Interview d’Olivier Adam (2004): « La nouvelle vous demande de travailler sur des points de bascule, des moments cruciaux »

Olivier Adam fait un peu figure d’Ovni dans le paysage littéraire des trentenaires parisiens.
A tel point qu’il nous raconte qu’au cours d’une photo pour l’hebdo Paris-Match avec ses confrères écrivains parisiens, on lui demanda s’il « venait de Province ». Pas assez mondain Olivier ? « L’endroit le plus huppé que je fréquente c’est ce bar », nous avoue t’il avec un plaisir non dissimulé, en désignant le Café qu’il a choisi pour cette interview : le Café Turgot, dans le 9e arrondissement. Son repaire, juste à côté de la rue où il vit.
Nicolas Rey a été un des premiers à défendre ses livres bien que leurs univers soient assez éloignés mais leurs influences communes.

olivier adam interview 2004 passer hiver

Rencontre avec ce mystérieux écrivain, « aux yeux lavés par la lumière », et à la plume qui fait naître des phrases dont la mélodie vous poursuit longtemps… longtemps.

Date de l’interview : Août 2004

Pourquoi avez vous fait le choix de la nouvelle dans Passer l’hiver, votre dernier livre ? Etait ce plus simple à écrire qu’un roman ?
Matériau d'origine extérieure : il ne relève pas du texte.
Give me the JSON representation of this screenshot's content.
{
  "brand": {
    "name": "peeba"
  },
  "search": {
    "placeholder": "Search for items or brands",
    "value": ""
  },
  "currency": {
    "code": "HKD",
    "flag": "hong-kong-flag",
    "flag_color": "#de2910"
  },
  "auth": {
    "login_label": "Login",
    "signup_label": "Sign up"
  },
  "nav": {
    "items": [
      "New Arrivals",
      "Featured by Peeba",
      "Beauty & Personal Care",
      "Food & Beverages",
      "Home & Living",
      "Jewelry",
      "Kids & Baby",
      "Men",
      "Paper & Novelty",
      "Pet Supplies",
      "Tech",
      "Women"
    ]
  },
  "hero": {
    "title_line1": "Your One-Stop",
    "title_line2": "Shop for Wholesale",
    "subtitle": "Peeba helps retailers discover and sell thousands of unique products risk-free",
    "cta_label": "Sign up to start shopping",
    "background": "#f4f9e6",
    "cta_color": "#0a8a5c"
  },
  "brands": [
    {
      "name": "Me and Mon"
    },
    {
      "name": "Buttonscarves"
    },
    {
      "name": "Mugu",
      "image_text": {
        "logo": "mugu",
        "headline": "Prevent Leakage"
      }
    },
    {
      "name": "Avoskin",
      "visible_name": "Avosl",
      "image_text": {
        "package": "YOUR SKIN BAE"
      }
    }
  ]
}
En fait, je ne me considère pas comme un nouvelliste. Il ne m’arrive pas d’écrire une nouvelle décontextualisée. Je n’écris jamais de nouvelle « seule ». Chacun de mes livres a sa forme. « A l’ouest » (son premier roman ndlr) était un livre à trois voix. Poids léger, un livre à une voix. Sur Passer l’hiver , j’avais l’idée d’un livre « en coupe latérale », de différentes voix. Mais c’était le paysage final créé par ces histoires autonomes qui m’intéressait. Comme un tableau, fait de neuf images différentes, qui en formerait une dixième, la principale en fait.
J’avais l’idée d’un roman polyphonique. Un roman à neuf voix avec une thématique commune. Toutes les nouvelles se déroulent la nuit, l’hiver. Il y a une récurrence du thème, des motifs mais je les ai totalement désolidarisés, pour que ce soit le plus limpide et clair possible. Au début, j’essaie toujours de me mettre un peu des béquilles formelles, je suis toujours assez angoissé au début d’un nouveau livre. Puis je les explose à la fin. C’est un livre qui a eu beaucoup de versions.
Donc finalement c’est plus un roman de nouvelles que des nouvelles…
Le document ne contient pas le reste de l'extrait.